De notre correspondante à Antananarivo,
Avec 44% des forêts primaires de l’île qui ont disparu ces 60 dernières années, il y a urgence à replanter à Madagascar. Tout le monde ici en est conscient. Les initiatives de reboisement se sont multipliées ces deux années passées et sont même devenues l’activité phare des journées de « teambuilding », dans le privé comme le public.
Seulement, explique Jean-Philippe Palasi, le co-fondateur d’Indri, le think tank à l’origine de cette grande réflexion des « 10 Principes », « C’est souvent mal fait.

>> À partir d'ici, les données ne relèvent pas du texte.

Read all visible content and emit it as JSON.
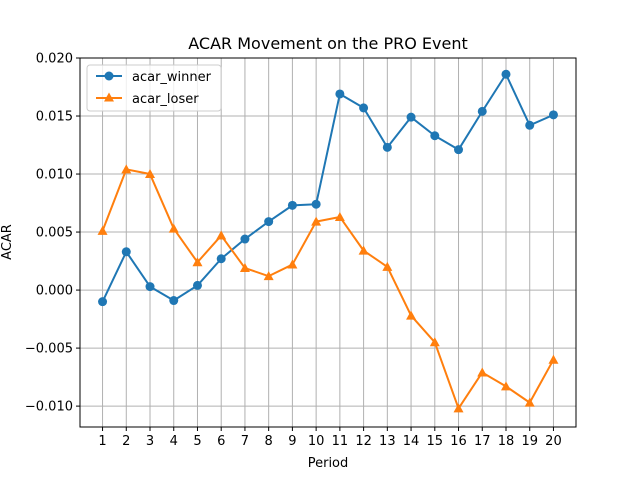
{
  "chart_data": {
    "type": "line",
    "title": "ACAR Movement on the PRO Event",
    "xlabel": "Period",
    "ylabel": "ACAR",
    "x": [
      1,
      2,
      3,
      4,
      5,
      6,
      7,
      8,
      9,
      10,
      11,
      12,
      13,
      14,
      15,
      16,
      17,
      18,
      19,
      20
    ],
    "xticks": [
      "1",
      "2",
      "3",
      "4",
      "5",
      "6",
      "7",
      "8",
      "9",
      "10",
      "11",
      "12",
      "13",
      "14",
      "15",
      "16",
      "17",
      "18",
      "19",
      "20"
    ],
    "xlim": [
      0.05,
      20.95
    ],
    "ylim": [
      -0.0118,
      0.02
    ],
    "yticks": [
      -0.01,
      -0.005,
      0.0,
      0.005,
      0.01,
      0.015,
      0.02
    ],
    "ytick_labels": [
      "−0.010",
      "−0.005",
      "0.000",
      "0.005",
      "0.010",
      "0.015",
      "0.020"
    ],
    "grid": true,
    "legend_position": "top-left",
    "series": [
      {
        "name": "acar_winner",
        "color": "#1f77b4",
        "marker": "circle",
        "values": [
          -0.001,
          0.0033,
          0.0003,
          -0.0009,
          0.0004,
          0.0027,
          0.0044,
          0.0059,
          0.0073,
          0.0074,
          0.0169,
          0.0157,
          0.0123,
          0.0149,
          0.0133,
          0.0121,
          0.0154,
          0.0186,
          0.0142,
          0.0151
        ]
      },
      {
        "name": "acar_loser",
        "color": "#ff7f0e",
        "marker": "triangle",
        "values": [
          0.0051,
          0.0104,
          0.01,
          0.0053,
          0.0024,
          0.0047,
          0.0019,
          0.0012,
          0.0022,
          0.0059,
          0.0063,
          0.0034,
          0.002,
          -0.0022,
          -0.0045,
          -0.0102,
          -0.0071,
          -0.0083,
          -0.0097,
          -0.006
        ]
      }
    ]
  }
}
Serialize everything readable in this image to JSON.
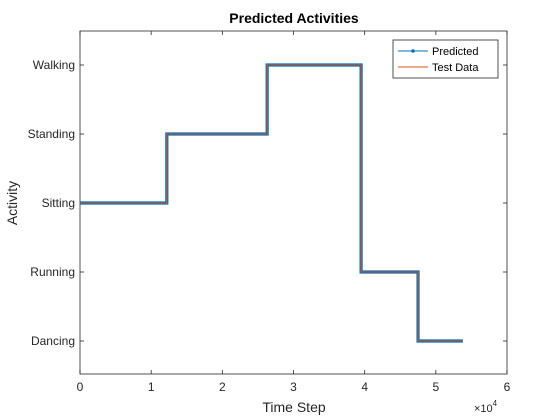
{
  "chart_data": {
    "type": "line",
    "title": "Predicted Activities",
    "xlabel": "Time Step",
    "ylabel": "Activity",
    "x_exponent_label": "×10",
    "x_exponent": "4",
    "xlim": [
      0,
      60000
    ],
    "x_ticks": [
      0,
      10000,
      20000,
      30000,
      40000,
      50000,
      60000
    ],
    "x_tick_labels": [
      "0",
      "1",
      "2",
      "3",
      "4",
      "5",
      "6"
    ],
    "y_categories": [
      "Dancing",
      "Running",
      "Sitting",
      "Standing",
      "Walking"
    ],
    "legend_position": "top-right",
    "grid": false,
    "series": [
      {
        "name": "Predicted",
        "color": "#0072BD",
        "marker": "dot",
        "segments": [
          {
            "x_start": 0,
            "x_end": 12200,
            "y": "Sitting"
          },
          {
            "x_start": 12200,
            "x_end": 26300,
            "y": "Standing"
          },
          {
            "x_start": 26300,
            "x_end": 39500,
            "y": "Walking"
          },
          {
            "x_start": 39500,
            "x_end": 47500,
            "y": "Running"
          },
          {
            "x_start": 47500,
            "x_end": 53800,
            "y": "Dancing"
          }
        ]
      },
      {
        "name": "Test Data",
        "color": "#D95319",
        "marker": "none",
        "segments": [
          {
            "x_start": 0,
            "x_end": 12200,
            "y": "Sitting"
          },
          {
            "x_start": 12200,
            "x_end": 26300,
            "y": "Standing"
          },
          {
            "x_start": 26300,
            "x_end": 39500,
            "y": "Walking"
          },
          {
            "x_start": 39500,
            "x_end": 47500,
            "y": "Running"
          },
          {
            "x_start": 47500,
            "x_end": 53800,
            "y": "Dancing"
          }
        ]
      }
    ]
  }
}
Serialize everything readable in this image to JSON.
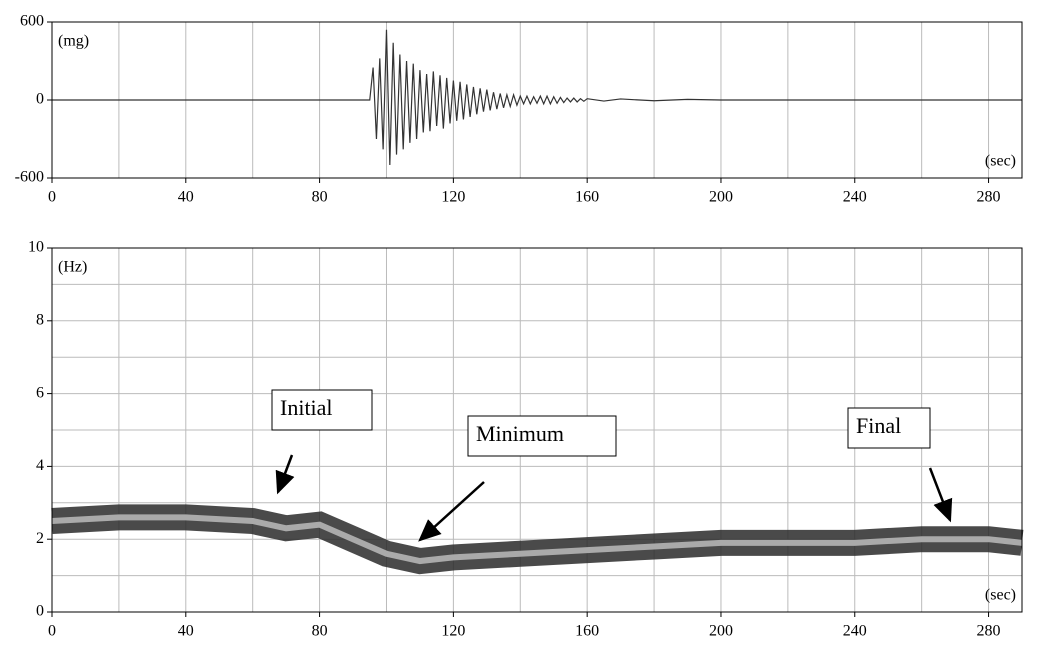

Pas par mauvaise volonté, mais parce que soit on va choisir des essences qui ne sont pas adaptées aux sites de reboisement, ou bien planter à la mauvaise saison (les activités ont lieu souvent en fin de saison des pluies alors qu’il faudrait que ce soit en début pour que les plans reçoivent de l’eau, Ndlr), soit parce qu’on n’associe pas les communautés locales et ça, à Madagascar, ce n’est pas possible. Quand les gens vivent dans l’extrême pauvreté, venir sur leur région, leur village et planter des arbres sans les impliquer, c’est voué à l’échec. Et il y a aussi ce qu’on appelle des reboisements « selfie », qui sont plus de la communication qu’autre chose. »
Sur l’île, les bonnes pratiques existent. Mais disséminées au travers d’une multitude de documents différents, souvent compliqués, peu accessibles. Face à ce constat, Indri a rassemblé tous les acteurs du reboisement.
Le reboisement est vital pour Madagascar
« Ce que l’on a fait, c’est vraiment sortir une synthèse avec laquelle tout le monde est d’accord et qui est disponible auprès de tous dans l’espoir que l’ensemble des reboisements à Madagascar deviennent beaucoup plus qualitatifs, poursuit Jean-Philippe Palasi. Le principe le plus fondamental, c’est que le reboisement, c’est un engagement de long terme. C’est-à-dire que ça ne se limite pas au jour où l’on met les plants en terre. Il faut préparer, dans l’identification du terrain, le choix des essences, le travail avec les communautés locales et évidemment le suivi. Ces plans il faut les suivre dans la durée. Le succès d’un reboisement, ça s’évalue sur 5 ans, sur 10 ans, ce n’est pas un instantané. »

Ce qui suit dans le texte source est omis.